Das werde nun korrigiert. Die rot-grüne Landesregierung in Niedersachsen will im Sommer die Rückkehr zum neunjährigen Abitur in die Wege leiten. Wanka hatte eindringlich an die Bundesländer appelliert, länger an ihren Schulsystemen festzuhalten. „Ich bin für Schulfrieden. Man muss die Schulen auch mal in Ruhe lassen“, sagte die CDU-Politikerin der „Welt am Sonntag“. Über die Frage des acht- oder neunjährigen Gymnasiums dürfe kein ideologischer Kampf geführt werden. Am erfolgreichsten seien jene Länder, die „über einen langen Zeitraum hinweg Kontinuität haben“. Die Länder müssten auch „in der Lage sein, unpopuläre Entscheidungen zu treffen, wenn sie richtig sind“, so Wanka. Der bayerische Bildungsminister Ludwig Spaenle (CSU) betonte: „Ein G 9 für alle ist genauso verkehrt wie ein G 8 für alle.“ Viele Schüler benötigten „mal ein Jahr länger“. Darauf habe sich die Bildungspolitik einzustellen. Für das Gymnasium bedeute dies, „dass wir grundsätzlich von einem Lehrplan im Umfang für ein achtjähriges Gymnasium ausgehen und dann nach gründlicher Diskussion Möglichkeiten schaffen sollten, wie man es gegebenenfalls ermöglicht, dass manche Schüler diesen Lehrplan in acht Jahren, andere in neun Jahren abarbeiten“. In Bayern wird derzeit über die Rückkehr zum G 9 diskutiert.
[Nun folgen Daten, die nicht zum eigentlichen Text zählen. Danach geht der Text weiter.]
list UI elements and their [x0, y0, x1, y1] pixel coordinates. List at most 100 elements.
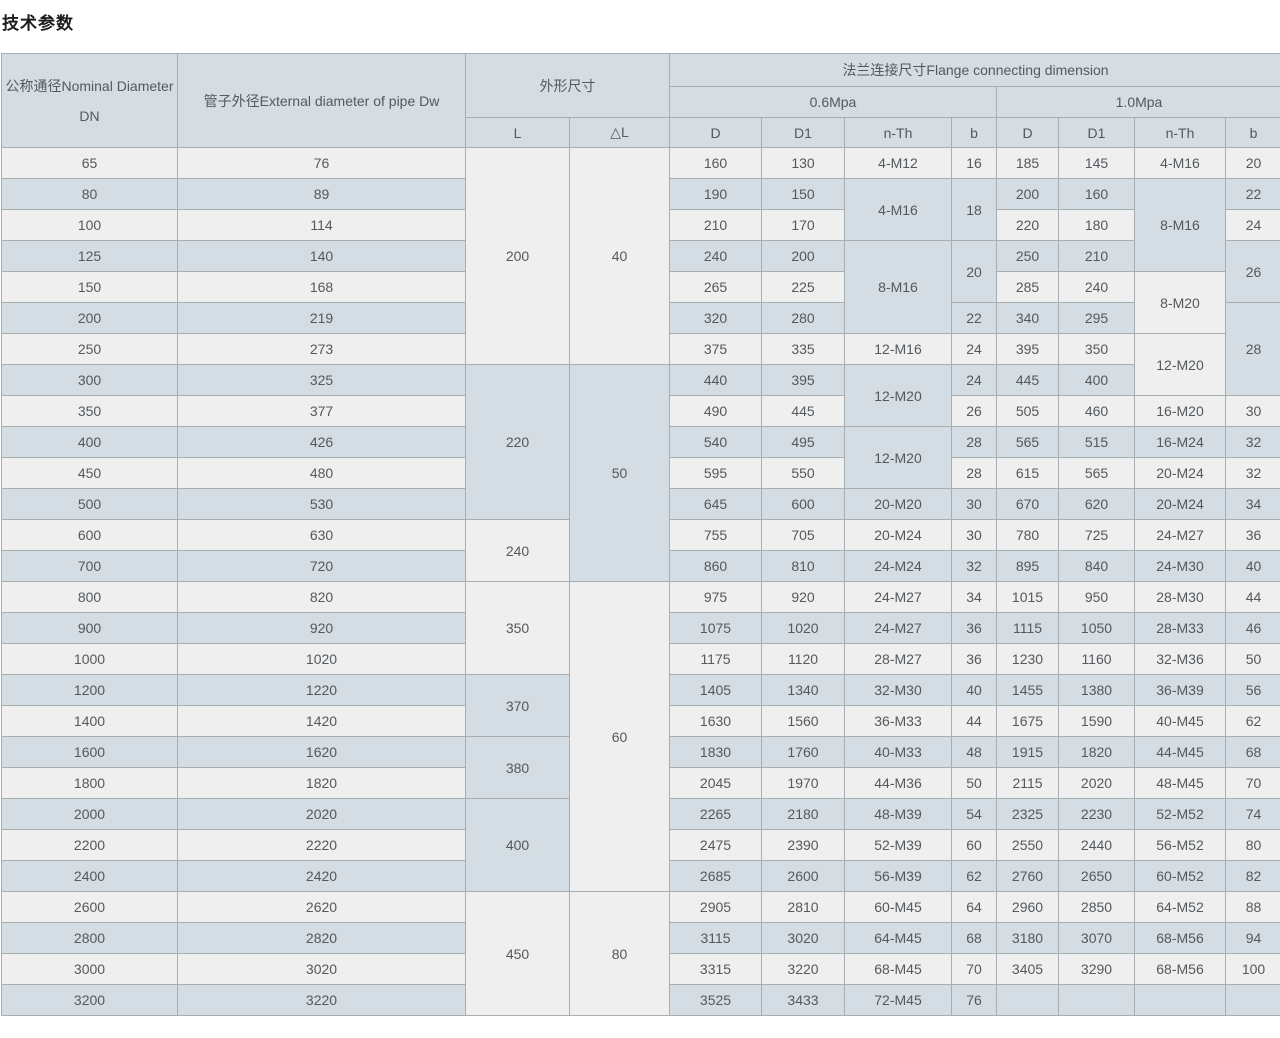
cell: 28-M30: [1135, 582, 1226, 613]
cell: 56-M52: [1135, 830, 1226, 861]
cell: 3220: [178, 985, 466, 1016]
cell: 1050: [1059, 613, 1135, 644]
cell: 2265: [670, 799, 762, 830]
cell: 70: [952, 954, 997, 985]
cell: 895: [997, 551, 1059, 582]
cell: 1560: [762, 706, 845, 737]
cell: 670: [997, 489, 1059, 520]
cell: 400: [466, 799, 570, 892]
cell: 80: [570, 892, 670, 1016]
cell: 3315: [670, 954, 762, 985]
cell: 20: [952, 241, 997, 303]
cell: [1059, 985, 1135, 1016]
cell: 2600: [762, 861, 845, 892]
cell: 810: [762, 551, 845, 582]
cell: 150: [2, 272, 178, 303]
cell: 22: [1226, 179, 1280, 210]
cell: 4-M12: [845, 148, 952, 179]
cell: 1230: [997, 644, 1059, 675]
cell: 480: [178, 458, 466, 489]
cell: 28: [1226, 303, 1280, 396]
cell: 1220: [178, 675, 466, 706]
cell: 20-M24: [845, 520, 952, 551]
cell: 200: [2, 303, 178, 334]
cell: 1820: [178, 768, 466, 799]
cell: 32-M36: [1135, 644, 1226, 675]
cell: 2905: [670, 892, 762, 923]
cell: 1015: [997, 582, 1059, 613]
cell: 1915: [997, 737, 1059, 768]
cell: 30: [1226, 396, 1280, 427]
col-header-06mpa: 0.6Mpa: [670, 87, 997, 118]
cell: 426: [178, 427, 466, 458]
cell: 34: [952, 582, 997, 613]
cell: 8-M16: [1135, 179, 1226, 272]
cell: 68-M45: [845, 954, 952, 985]
cell: 28-M27: [845, 644, 952, 675]
cell: 1405: [670, 675, 762, 706]
cell: 16-M20: [1135, 396, 1226, 427]
cell: 200: [466, 148, 570, 365]
cell: 20-M24: [1135, 458, 1226, 489]
sub-header-cell: D1: [762, 118, 845, 148]
cell: 76: [178, 148, 466, 179]
cell: 52-M52: [1135, 799, 1226, 830]
cell: 335: [762, 334, 845, 365]
cell: 26: [1226, 241, 1280, 303]
cell: 60-M45: [845, 892, 952, 923]
cell: 44-M36: [845, 768, 952, 799]
cell: 615: [997, 458, 1059, 489]
cell: 70: [1226, 768, 1280, 799]
sub-header-cell: b: [1226, 118, 1280, 148]
cell: 34: [1226, 489, 1280, 520]
cell: 32: [952, 551, 997, 582]
col-header-flange-connecting-dimension: 法兰连接尺寸Flange connecting dimension: [670, 54, 1280, 87]
cell: 46: [1226, 613, 1280, 644]
cell: 370: [466, 675, 570, 737]
cell: 250: [2, 334, 178, 365]
cell: 2620: [178, 892, 466, 923]
cell: 4-M16: [845, 179, 952, 241]
cell: 32-M30: [845, 675, 952, 706]
cell: 94: [1226, 923, 1280, 954]
cell: 72-M45: [845, 985, 952, 1016]
cell: 24-M27: [845, 613, 952, 644]
cell: 720: [178, 551, 466, 582]
cell: 32: [1226, 458, 1280, 489]
cell: 170: [762, 210, 845, 241]
cell: 1760: [762, 737, 845, 768]
cell: 60-M52: [1135, 861, 1226, 892]
sub-header-cell: D: [670, 118, 762, 148]
cell: 550: [762, 458, 845, 489]
cell: 80: [1226, 830, 1280, 861]
cell: 755: [670, 520, 762, 551]
cell: 30: [952, 520, 997, 551]
cell: 900: [2, 613, 178, 644]
cell: 3115: [670, 923, 762, 954]
cell: 2760: [997, 861, 1059, 892]
cell: 44: [952, 706, 997, 737]
cell: 50: [570, 365, 670, 582]
cell: 445: [997, 365, 1059, 396]
cell: 64-M45: [845, 923, 952, 954]
cell: 340: [997, 303, 1059, 334]
cell: 48-M39: [845, 799, 952, 830]
cell: 400: [1059, 365, 1135, 396]
cell: 3000: [2, 954, 178, 985]
sub-header-cell: L: [466, 118, 570, 148]
cell: 350: [466, 582, 570, 675]
cell: 125: [2, 241, 178, 272]
cell: 24-M27: [1135, 520, 1226, 551]
sub-header-cell: D1: [1059, 118, 1135, 148]
cell: 180: [1059, 210, 1135, 241]
cell: 68: [1226, 737, 1280, 768]
cell: 20-M20: [845, 489, 952, 520]
cell: 705: [762, 520, 845, 551]
cell: 540: [670, 427, 762, 458]
sub-header-cell: b: [952, 118, 997, 148]
cell: 3220: [762, 954, 845, 985]
cell: 2550: [997, 830, 1059, 861]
Zuspruch bekam Wanka von der Schulministerin in Nordrhein-Westfalen, Sylvia Löhrmann (Grüne). „Ein ständiges Hin und Her je nach Wahltermin bewirkt nichts als Verunsicherung. Deshalb wäre es verkehrt, jetzt das neunjährige Gymnasium genauso abrupt einzuführen, wie zuvor G 8 durchgesetzt wurde“, sagte Löhrman der „Welt“ Grundsätzlich brauche Schule Zeit, Verlässlichkeit und Unterstützung. Man dürfe auch „nicht so tun, als seien Probleme an den Gymnasien, die es wie an allen anderen Schulen natürlich auch gibt, einfach dadurch zu beheben, dass man auf den Knopf drückt und wieder G 9 macht“.